Small Biz Insider: Tech Startup Embraces Taboo Topic to Ease Afterlife Planning
The loss of a loved one is hard, to say the very least. Of course, there’s the emotional toll it takes on self and the people around you. But there’s also the afterlife care – the documents, estate planning – everything you need to get your loved one’s affairs in order. It can be a very challenging process for a grieving family to navigate.
That’s where Emily Cisek is hoping to help. She’s the co-founder and CEO of The Postage, a digital platform that helps collect information and digital assets in one place to ease with affair planning.
On this episode of the Small Biz Insider podcast, we talk with Cisek about navigating a challenging topic with investors and clients and advice for entrepreneurs in unique spaces and industries. Listen to the episode above to hear more.
On tackling a taboo topic
“I think death is something that over the last hundred years has really become this taboo thing just because of technology and we almost see it as a weakness,” said Cisek. “And so one of the things The Postage really wants to bring forward is being able to have this conversation.”
On how The Postage wants to streamline a traditionally taxing process
“People don’t realize that it takes 560 hours, on average – that’s three months of full-time work – to piece together information if you’re loved one doesn’t have it organized,” said Cisek. “So if you think about it, having to do a treasure hunt for your loved one’s passwords, their documents, even heirlooms and what they mean and who they should be passed down to – that leaves a lot of room for questions.
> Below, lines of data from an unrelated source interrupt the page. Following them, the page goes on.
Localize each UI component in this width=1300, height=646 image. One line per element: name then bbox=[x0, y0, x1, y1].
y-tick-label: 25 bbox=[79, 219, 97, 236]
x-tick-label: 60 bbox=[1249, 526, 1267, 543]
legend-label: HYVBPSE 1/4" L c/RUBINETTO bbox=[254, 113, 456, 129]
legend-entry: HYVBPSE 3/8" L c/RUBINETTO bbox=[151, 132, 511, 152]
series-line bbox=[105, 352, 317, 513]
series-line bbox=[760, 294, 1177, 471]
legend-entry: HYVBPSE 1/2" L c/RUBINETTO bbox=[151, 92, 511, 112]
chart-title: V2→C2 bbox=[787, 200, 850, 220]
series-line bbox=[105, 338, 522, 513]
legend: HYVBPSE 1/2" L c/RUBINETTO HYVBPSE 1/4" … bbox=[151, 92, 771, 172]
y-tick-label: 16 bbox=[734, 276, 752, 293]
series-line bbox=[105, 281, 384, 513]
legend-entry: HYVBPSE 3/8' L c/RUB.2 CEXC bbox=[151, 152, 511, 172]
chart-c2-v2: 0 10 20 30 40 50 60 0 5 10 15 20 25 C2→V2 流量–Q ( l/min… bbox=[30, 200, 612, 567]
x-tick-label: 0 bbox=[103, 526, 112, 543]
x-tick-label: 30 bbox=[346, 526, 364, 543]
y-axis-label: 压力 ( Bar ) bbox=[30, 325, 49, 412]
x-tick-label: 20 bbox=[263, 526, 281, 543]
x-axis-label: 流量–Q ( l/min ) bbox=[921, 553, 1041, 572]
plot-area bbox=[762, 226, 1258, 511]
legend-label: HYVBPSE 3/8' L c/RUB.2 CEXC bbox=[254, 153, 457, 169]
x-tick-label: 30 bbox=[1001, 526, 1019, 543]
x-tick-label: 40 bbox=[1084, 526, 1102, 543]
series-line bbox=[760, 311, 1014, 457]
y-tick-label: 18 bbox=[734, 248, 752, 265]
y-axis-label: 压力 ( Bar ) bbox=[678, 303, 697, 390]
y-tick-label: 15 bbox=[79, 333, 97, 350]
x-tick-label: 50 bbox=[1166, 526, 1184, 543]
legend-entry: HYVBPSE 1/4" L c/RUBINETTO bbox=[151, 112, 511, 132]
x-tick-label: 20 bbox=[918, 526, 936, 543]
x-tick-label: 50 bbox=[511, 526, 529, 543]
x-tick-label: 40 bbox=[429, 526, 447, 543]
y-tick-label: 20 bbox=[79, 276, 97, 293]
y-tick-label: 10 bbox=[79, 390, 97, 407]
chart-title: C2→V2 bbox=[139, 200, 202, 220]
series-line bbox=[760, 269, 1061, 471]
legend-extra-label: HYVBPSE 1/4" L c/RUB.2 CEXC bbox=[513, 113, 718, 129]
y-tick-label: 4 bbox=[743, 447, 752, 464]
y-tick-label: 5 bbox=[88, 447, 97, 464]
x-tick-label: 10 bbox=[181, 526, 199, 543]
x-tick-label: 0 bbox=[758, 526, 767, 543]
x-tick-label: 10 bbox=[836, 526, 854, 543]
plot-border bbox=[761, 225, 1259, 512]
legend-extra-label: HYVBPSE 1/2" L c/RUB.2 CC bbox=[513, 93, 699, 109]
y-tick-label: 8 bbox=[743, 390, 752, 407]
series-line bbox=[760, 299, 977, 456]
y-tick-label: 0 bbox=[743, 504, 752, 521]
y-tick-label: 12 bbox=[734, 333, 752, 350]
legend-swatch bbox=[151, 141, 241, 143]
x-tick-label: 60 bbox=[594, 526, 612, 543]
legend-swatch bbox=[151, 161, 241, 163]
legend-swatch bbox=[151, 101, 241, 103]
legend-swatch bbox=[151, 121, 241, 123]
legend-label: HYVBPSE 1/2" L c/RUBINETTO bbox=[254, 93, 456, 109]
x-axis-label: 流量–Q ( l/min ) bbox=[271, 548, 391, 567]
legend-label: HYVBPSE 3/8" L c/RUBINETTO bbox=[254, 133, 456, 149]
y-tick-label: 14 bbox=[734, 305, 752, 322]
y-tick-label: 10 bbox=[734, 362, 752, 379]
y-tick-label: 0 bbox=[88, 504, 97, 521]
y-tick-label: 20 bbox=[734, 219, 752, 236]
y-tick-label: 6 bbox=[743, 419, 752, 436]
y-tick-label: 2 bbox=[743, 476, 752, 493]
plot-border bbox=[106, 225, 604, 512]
And that is the last thing after you’ve lost someone that you want to be doing.”
On reflections of mortality
Cisek said part of the process for her clients, and for herself, is recognizing the reality of mortality. “Realizing that and recognizing that and embracing that has even helped me as an entrepreneur to realize we have to seize the day and help people really understand and get through that little awkwardness, so that they then can be more present in their lives and with their families and what they’re tackling on a day to day basis,” said Cisek.